Tuesday, 8 January 2008
‘Wastelands: Stories of the Apocalypse’ – Edited by John Joseph Adams (Nightshade Books)
As a child, I was vaguely aware of the threat of apocalypse (I’m talking world shattering events of a biblical scale, not the mutant master of evolution!) but never really paid it much attention. I mean, that’s what parents are for right? If I had thought about it I’d have probably believed that the world would end in nuclear war (the eighties being big for that kind of thing, as I seem to remember). These days I tend to lean towards the world ending in an uprising of zombies (way too much George Romero!) so it was really interesting to pick up this collection of post-apocalyptic tales and find out how this sub-genre of speculative fiction has inspired some pretty well known spec-fiction writers…
Having just put the book down, the first thing I can tell you is that the world is likely to end in any number of ways if these writers are anything to go by! It will mostly be through mankind’s own stupidity but not all the time. For example, Jerry Oltion asks his readers how it would feel to return to Earth from an interstellar voyage only to find that the Rapture took place while the crew was away… Also, for every story of nuclear hellfire there’s at least two that take a different route. Octavia Butler suggests that humanity losing it’s ability to communicate would be an apocalyptic event while Richard Kadrey’s ‘Still Life with Apocalypse’ says that sometimes these things just happen all by themselves…

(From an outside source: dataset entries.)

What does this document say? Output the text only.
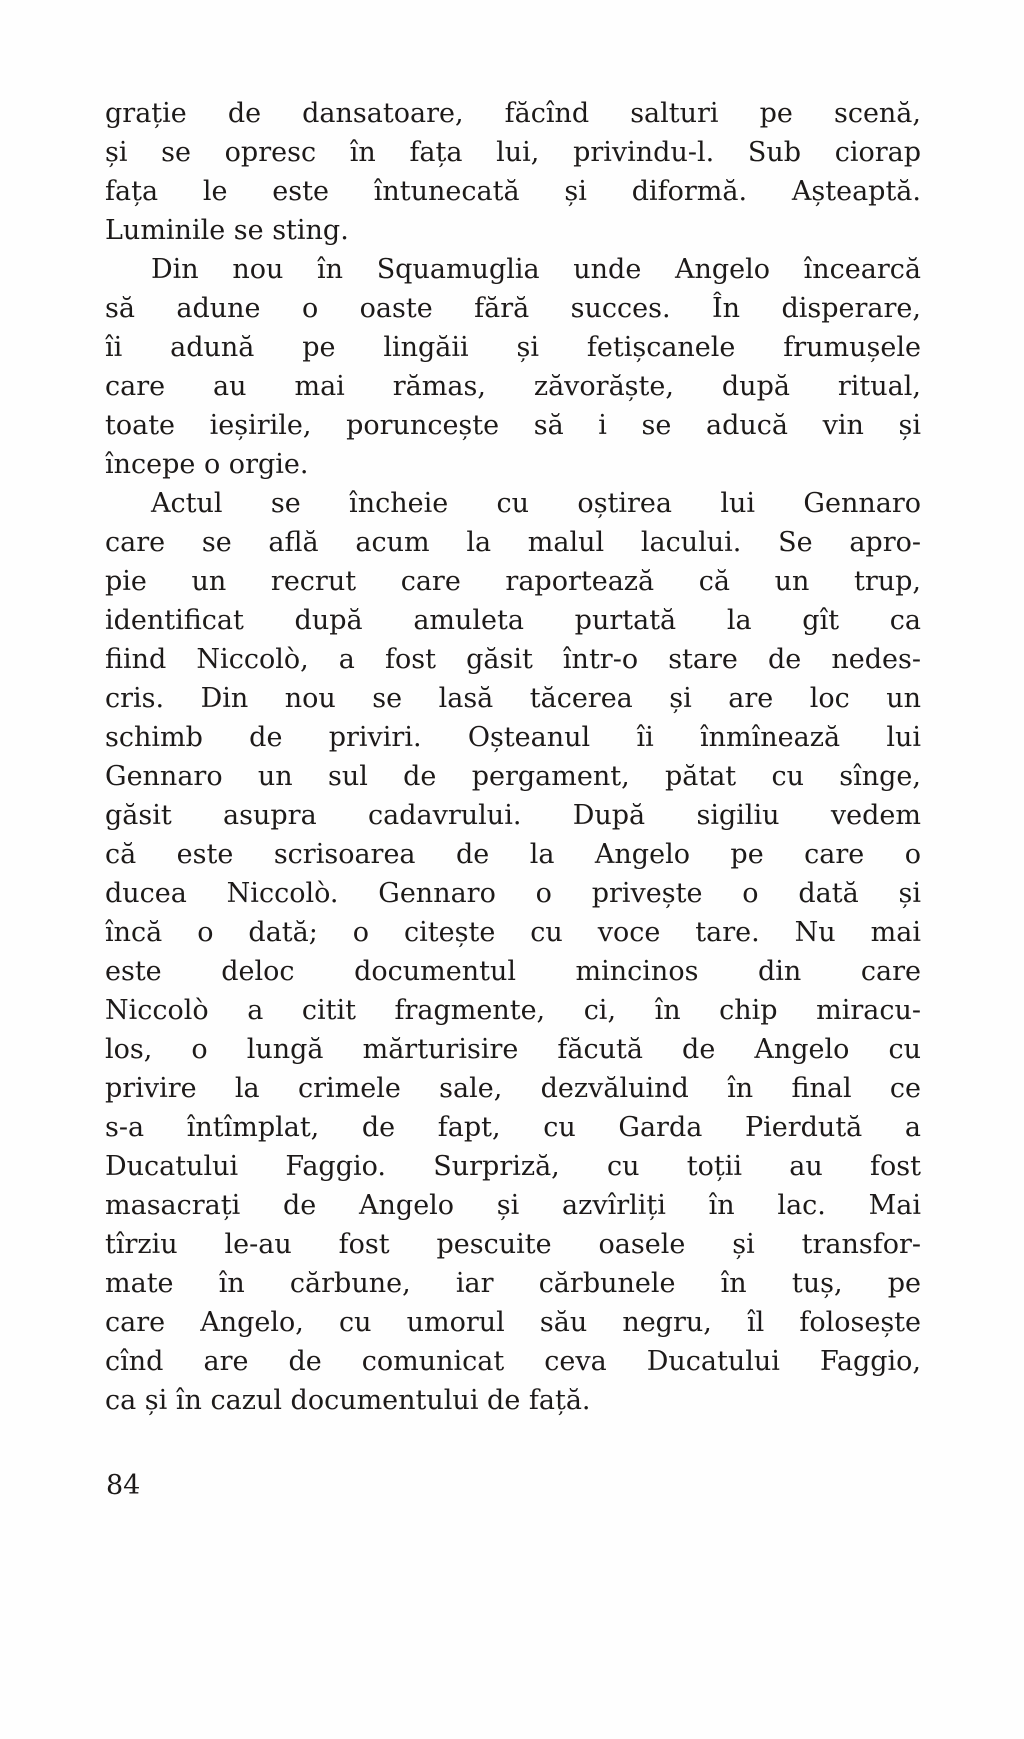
grație de dansatoare, făcînd salturi pe scenă,
și se opresc în fața lui, privindu-l. Sub ciorap
fața le este întunecată și diformă. Așteaptă.
Luminile se sting.
Din nou în Squamuglia unde Angelo încearcă
să adune o oaste fără succes. În disperare,
îi adună pe lingăii și fetișcanele frumușele
care au mai rămas, zăvorăște, după ritual,
toate ieșirile, poruncește să i se aducă vin și
începe o orgie.
Actul se încheie cu oștirea lui Gennaro
care se află acum la malul lacului. Se apro-
pie un recrut care raportează că un trup,
identificat după amuleta purtată la gît ca
fiind Niccolò, a fost găsit într-o stare de nedes-
cris. Din nou se lasă tăcerea și are loc un
schimb de priviri. Oșteanul îi înmînează lui
Gennaro un sul de pergament, pătat cu sînge,
găsit asupra cadavrului. După sigiliu vedem
că este scrisoarea de la Angelo pe care o
ducea Niccolò. Gennaro o privește o dată și
încă o dată; o citește cu voce tare. Nu mai
este deloc documentul mincinos din care
Niccolò a citit fragmente, ci, în chip miracu-
los, o lungă mărturisire făcută de Angelo cu
privire la crimele sale, dezvăluind în final ce
s-a întîmplat, de fapt, cu Garda Pierdută a
Ducatului Faggio. Surpriză, cu toții au fost
masacrați de Angelo și azvîrliți în lac. Mai
tîrziu le-au fost pescuite oasele și transfor-
mate în cărbune, iar cărbunele în tuș, pe
care Angelo, cu umorul său negru, îl folosește
cînd are de comunicat ceva Ducatului Faggio,
ca și în cazul documentului de față.
84
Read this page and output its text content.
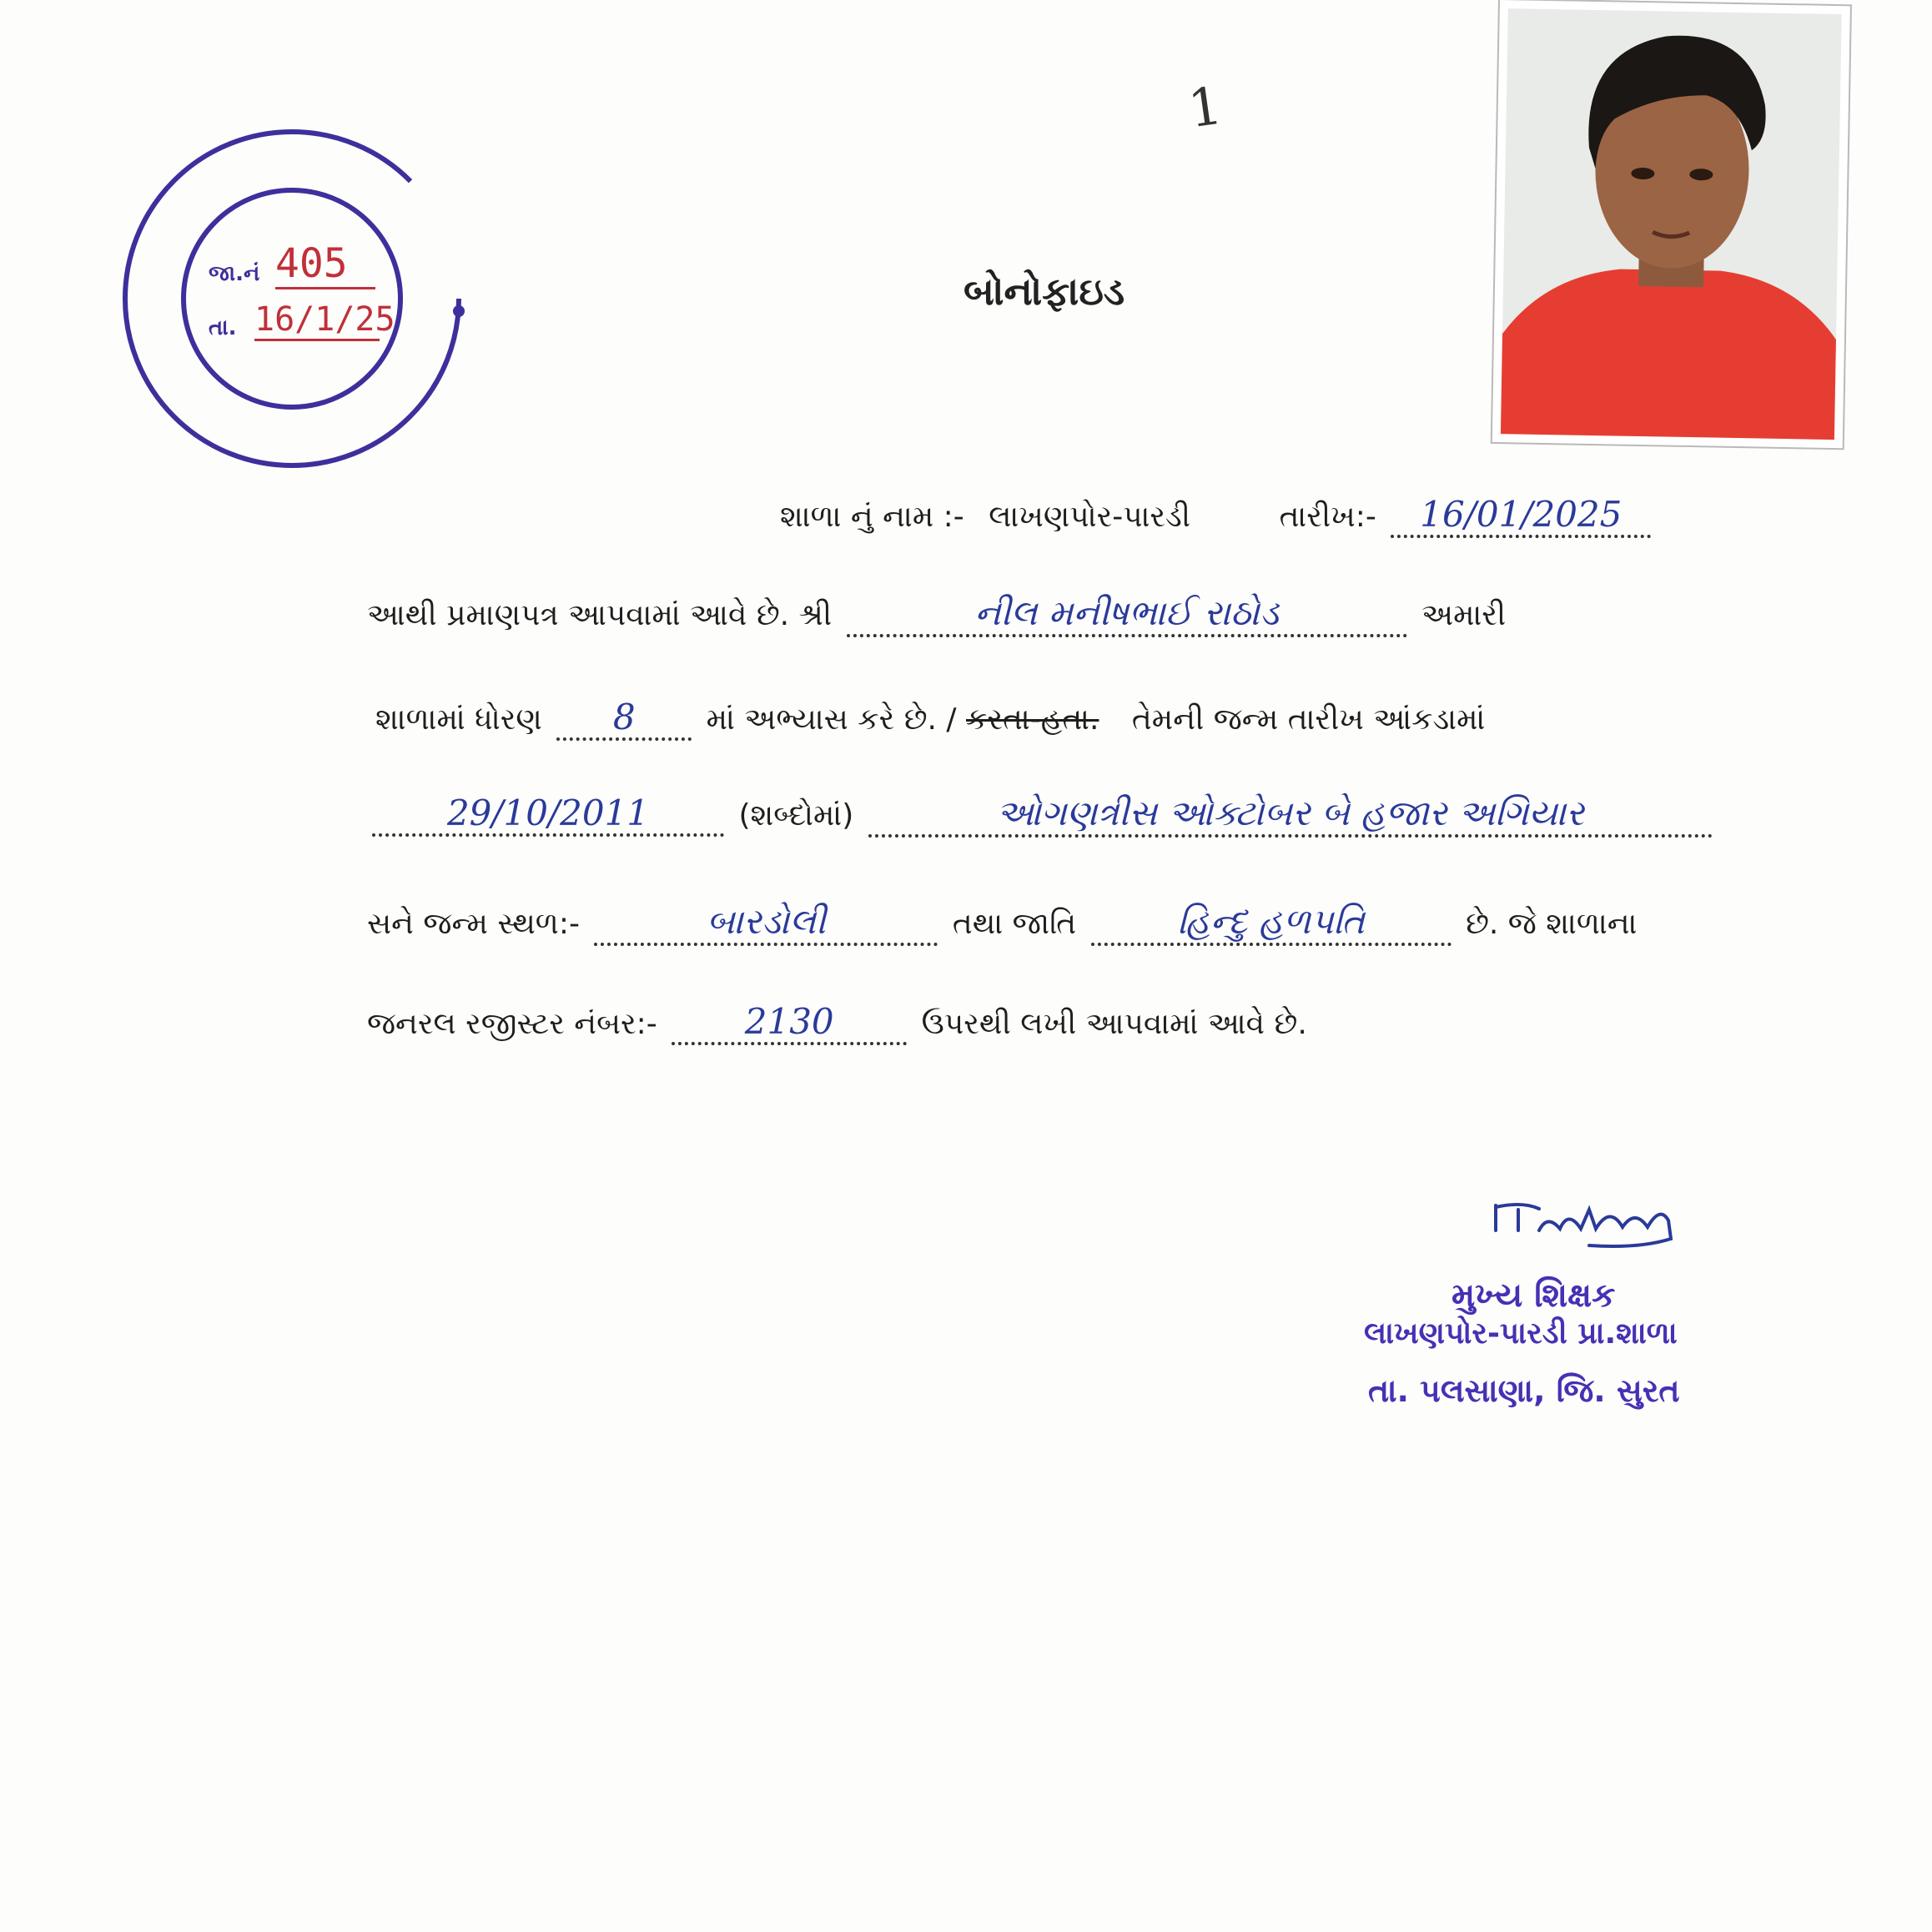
1
જા.નં 405
તા. 16/1/25
બોનોફાઇડ
શાળા નું નામ :- લાખણપોર-પારડી	તારીખ:- 16/01/2025
આથી પ્રમાણપત્ર આપવામાં આવે છે. શ્રી	નીલ મનીષભાઈ રાઠોડ	અમારી
શાળામાં ધોરણ 8 માં અભ્યાસ કરે છે. / કરતા-હતા. તેમની જન્મ તારીખ આંકડામાં
29/10/2011	(શબ્દોમાં)	ઓગણત્રીસ ઓક્ટોબર બે હજાર અગિયાર
સને જન્મ સ્થળ:-	બારડોલી	તથા જાતિ	હિન્દુ હળપતિ	છે. જે શાળાના
જનરલ રજીસ્ટર નંબર:-	2130	ઉપરથી લખી આપવામાં આવે છે.
મુખ્ય શિક્ષક
લાખણપોર-પારડી પ્રા.શાળા
તા. પલસાણા, જિ. સુરત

This collection isn’t just a snapshot of how things could go (although the contributing authors get pretty inventive), it’s also a series of visions of how humanity might adapt to conditions after the apocalypse and this is where the collection really shines. There is heroism (which seems to be a staple in the post-apocalyptic genre) but what you mostly get are examples of people doing whatever they can to survive regardless of the cost. Sometimes they don’t succeed and events become tragic; Stephen King’s ‘The End of the Whole Mess’ is an exercise in the futility of good intentions and George RR. Martin’s ‘Dark, Dark Were the Tunnels’ is a poignant tale of ‘first contact’ gone horribly wrong. While John Langan’s characters rail against their fate, Dale Bailey’s Wyndham cannot even work up the enthusiasm to procreate preferring instead to drink gin on someone else’s porch. It’s this diverse mix of reactions that make the collection a gripping read instead of a cheap ‘Mad Max’ rip-off.
The danger with collections of this kind is that not all the stories are going to appeal to everyone. This was certainly the case with me, Elizabeth Bear’s ‘And the Deep Blue Sea’ was one tale (along with a couple of others) that didn’t maintain my interest as much as others. What I will say though is that there was enough of a spark in each story to make me finish it, even if I didn’t enjoy it. I’ve mentioned a couple as examples but the real ‘stand out’ tales for me were Paolo Bacigalupi’s ‘The People of Sand and Slag’ (a tear jerker tale of people who really didn’t know any better) and Gene Wolfe’s ‘Mute’(a ‘stripped to the bare bones’ tale that resonates purely through what it leaves unsaid).
Not all of the tales will be to your liking but all of them have something to say, ‘Wastelands’ is well worth a look in my opinion.
Nine out of Ten
PS The cover art shows the current 'working title'. According to the information I received, the title I've given will be the final one.